Coolidge famously summarized this philosophy in his January 1925 declaration to the American Society of Newspaper Editors: "The chief business of America is business." Although sometimes caricatured as a sign of Coolidge's obeisance to corporations, the statement actually contained a more subtle though still pro-business message. No apologist for raw laissez-faire, Coolidge believed that public-spiritedness was needed to counter the corrupting temptations of the profit motive. He was reminding the editors that they had to remain high-minded if the commercially driven newspaper business was to benefit the public. "The chief ideal of the American people," he explained, "is idealism." And Coolidge's economic outlook was indeed idealistic.

* * *

Besides sharing an idealized image of America, Ronald Reagan resembled Calvin Coolidge in another important sense. For all his paeans to an idyllic past, Reagan was decidedly forward-looking in several respects: his delight in a consumer society, his use of communications media to advance his goals, and his conception of presidential leadership. The same was true of Coolidge.

Although the fires of political progressivism cooled in the 1920s, social change and modernization continued. The sociologists Robert and Helen Lynd called the decade "one of the eras of greatest rapidity in change in the history of human institutions." America was plunging headlong into modernity, with its whirligig of jazz and speakeasies, Model Ts and skyscrapers, movies and radios, liberated women and the "New Negro." The consumer economy was enshrining a habit of self-definition based on pleasure, leisure, and personal choice, displacing an older ethic of ascetic living and pride in one's craft. Sitting aloof from it all in Washington, with his woolen suits, Victorian mores, and disapproving grimace, the dour Coolidge seemed to many a world apart. "We were smack in the middle of the Roaring Twenties, with hip flasks, joy rides, and bathtub gin parties setting the social standards," wrote Edmund Starling, Coolidge's Secret Service agent and daily walking companion. "The president was the antithesis of all this and he despised it."

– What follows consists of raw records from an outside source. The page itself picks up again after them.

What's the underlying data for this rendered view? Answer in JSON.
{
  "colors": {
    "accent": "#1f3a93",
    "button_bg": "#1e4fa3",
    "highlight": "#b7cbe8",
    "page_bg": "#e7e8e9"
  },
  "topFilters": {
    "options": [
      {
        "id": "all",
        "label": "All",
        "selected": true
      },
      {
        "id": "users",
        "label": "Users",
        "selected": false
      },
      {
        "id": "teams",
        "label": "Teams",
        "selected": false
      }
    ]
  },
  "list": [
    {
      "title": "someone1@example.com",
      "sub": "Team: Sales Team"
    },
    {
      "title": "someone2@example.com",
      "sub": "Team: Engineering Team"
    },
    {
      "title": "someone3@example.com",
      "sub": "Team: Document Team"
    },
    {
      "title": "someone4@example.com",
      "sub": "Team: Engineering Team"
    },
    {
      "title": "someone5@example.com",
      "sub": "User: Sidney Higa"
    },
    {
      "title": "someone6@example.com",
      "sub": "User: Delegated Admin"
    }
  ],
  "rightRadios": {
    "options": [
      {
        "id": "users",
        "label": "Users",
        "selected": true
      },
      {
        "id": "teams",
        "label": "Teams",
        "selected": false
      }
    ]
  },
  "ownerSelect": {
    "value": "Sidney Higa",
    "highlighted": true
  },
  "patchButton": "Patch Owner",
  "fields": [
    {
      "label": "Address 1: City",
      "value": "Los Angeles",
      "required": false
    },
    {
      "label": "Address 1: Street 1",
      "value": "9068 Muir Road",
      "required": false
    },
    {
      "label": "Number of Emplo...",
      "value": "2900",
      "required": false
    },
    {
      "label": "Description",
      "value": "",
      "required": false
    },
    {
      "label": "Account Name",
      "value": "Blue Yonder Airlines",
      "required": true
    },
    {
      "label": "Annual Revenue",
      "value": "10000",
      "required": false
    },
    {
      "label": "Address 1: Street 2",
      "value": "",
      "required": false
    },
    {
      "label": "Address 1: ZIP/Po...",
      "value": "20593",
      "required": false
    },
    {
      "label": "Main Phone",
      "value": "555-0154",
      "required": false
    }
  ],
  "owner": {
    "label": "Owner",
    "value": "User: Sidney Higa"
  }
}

But the president was no reactionary. He did not seek to stand athwart history yelling stop. If he helped mute public enthusiasm for activist government, he didn't significantly roll back the gains of the Progressive Era any more than Eisenhower undid the New Deal or Reagan repealed the Great Society. And if he frowned upon the culture of the 1920s, he smiled contentedly at the rising living standards that made it all possible. Indeed, like his friends Henry Ford, the automaker who clung to ideals of an agrarian past while championing cutting-edge business practices, and Bruce Barton, the adman who reconciled the Christian ideal of salvation with the consumer culture's imperative to spend and enjoy, Calvin Coolidge bridged the zeitgeists of two eras. His modem aspects, though under- appreciated, are as significant as his traditional ones.